The Greeks employed in the labor battalions were treated harshly, faced starvation, slept outdoors and worked in extreme temperatures. Working in a labor battalion was akin to a death sentence.

The Courts of Independence created by the Kemalists summarily tried and executed many of the Pontian Greek elite in Amassia in August-September 1921 accusing them of seeking to establish an independent Pontic state. Destroying this elite would make it easier for the Kemalists to kill the surviving Greek population.

Topal Osman and his henchmen looted and burned many Greek villages and massacred Greeks in Pontus. Some Pontian Greeks took to the mountains where they waged a guerilla war against the Kemalists during late 1921-early 1922. In the end, they succumbed to the superior force of the Turkish nationalists.

Those responsible for ordering the deportation and massacres of the Greek population should have been arrested, tried and sentenced by a tribunal created perhaps by the Ottoman Government with the support of the allied powers in Constantinople.

In 1919, the Ottoman State tried members of the Committee of Union and Progress (Young Turks) for the Armenian massacres during the First World War.

Some received long prison sentences, others were sentenced to death in absentia (for example, wartime leaders Enver, Talaat and Djemal Pashas escaped to Germany) and a few were executed.

The Pontian Greeks demanded an autonomous territory under the rule of the Sultan in Constantinople and also having the protection of the major powers.

The allied powers (Britain, France and Italy) already occupied Constantinople and were in a position to impose its power upon the Sultan’s Government.

At this time, Turkey had two rival governments with the official one under the control of  the Sultan whereas the rebel one under Mustapha Kemal was located in Angora (Ankara) in Asia Minor.

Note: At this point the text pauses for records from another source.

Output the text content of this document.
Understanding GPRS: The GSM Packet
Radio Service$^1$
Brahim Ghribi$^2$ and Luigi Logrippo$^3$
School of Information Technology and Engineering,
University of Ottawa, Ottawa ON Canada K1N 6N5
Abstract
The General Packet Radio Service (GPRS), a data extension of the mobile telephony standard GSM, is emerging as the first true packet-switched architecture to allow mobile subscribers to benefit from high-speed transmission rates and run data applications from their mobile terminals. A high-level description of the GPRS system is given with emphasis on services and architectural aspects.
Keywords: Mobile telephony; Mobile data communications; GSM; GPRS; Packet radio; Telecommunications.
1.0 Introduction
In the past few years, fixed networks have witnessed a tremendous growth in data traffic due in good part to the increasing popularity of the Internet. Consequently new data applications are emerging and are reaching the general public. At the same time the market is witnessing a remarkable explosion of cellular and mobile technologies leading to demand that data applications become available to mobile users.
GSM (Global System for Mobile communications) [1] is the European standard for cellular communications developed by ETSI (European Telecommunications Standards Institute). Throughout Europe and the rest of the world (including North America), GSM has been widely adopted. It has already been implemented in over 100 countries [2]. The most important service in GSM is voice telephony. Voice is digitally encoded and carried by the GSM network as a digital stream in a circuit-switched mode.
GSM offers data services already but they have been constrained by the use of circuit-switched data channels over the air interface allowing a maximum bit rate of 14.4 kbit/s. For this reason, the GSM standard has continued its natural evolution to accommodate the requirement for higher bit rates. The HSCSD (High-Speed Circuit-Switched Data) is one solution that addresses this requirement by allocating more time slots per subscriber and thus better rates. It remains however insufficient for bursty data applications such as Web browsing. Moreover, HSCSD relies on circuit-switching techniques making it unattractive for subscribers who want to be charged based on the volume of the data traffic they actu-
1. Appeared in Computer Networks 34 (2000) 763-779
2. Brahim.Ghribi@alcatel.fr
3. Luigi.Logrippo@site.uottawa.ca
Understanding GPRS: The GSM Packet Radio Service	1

The rejection of the Treaty of Sevres by the Kemalists and its non-ratification by the allies would make it difficult for the Pontians to achieve any of their demands from a legal standpoint.

The allies tried unsuccessfully in 1921 and 1922 to modify the Treaty of Sevres. Even if they had shown sympathy for the plight of the Greeks but couldn’t intervene as they had adopted a neutral stance in the second phase of the Greek-Turkish war. Mustapha Kemal regarded this treaty as a mere “scrap of paper.”

Another demand was the Greeks who fled should have been permitted to return to their homes and the Muslims population who replaced them to leave Pontus. This raised the issue of an exchange of populations but such a condition would have been unacceptable to the Turks.

On the other hand, the great powers lacked the political will to do anything to assist the Pontian Greeks. The Greek state couldn’t assist their compatriots in Pontus as the Greek army had failed to defeat the Kemalists in October 1921.

Obviously, demands sought by the Pontians were just but the U.S and European powers were not really interested in going to war with Kemalist Turkey.

They had their own agendas in Asia Minor, as each of them competed for economic concessions from the Kemalists.

There were prospects for railway construction, oil exploration, trade and commercial opportunities.

The ten demands outlined above were never fulfilled by the United States or the European powers. The cry for justice went unheeded , as the Pontian Greeks were left to fend for themselves.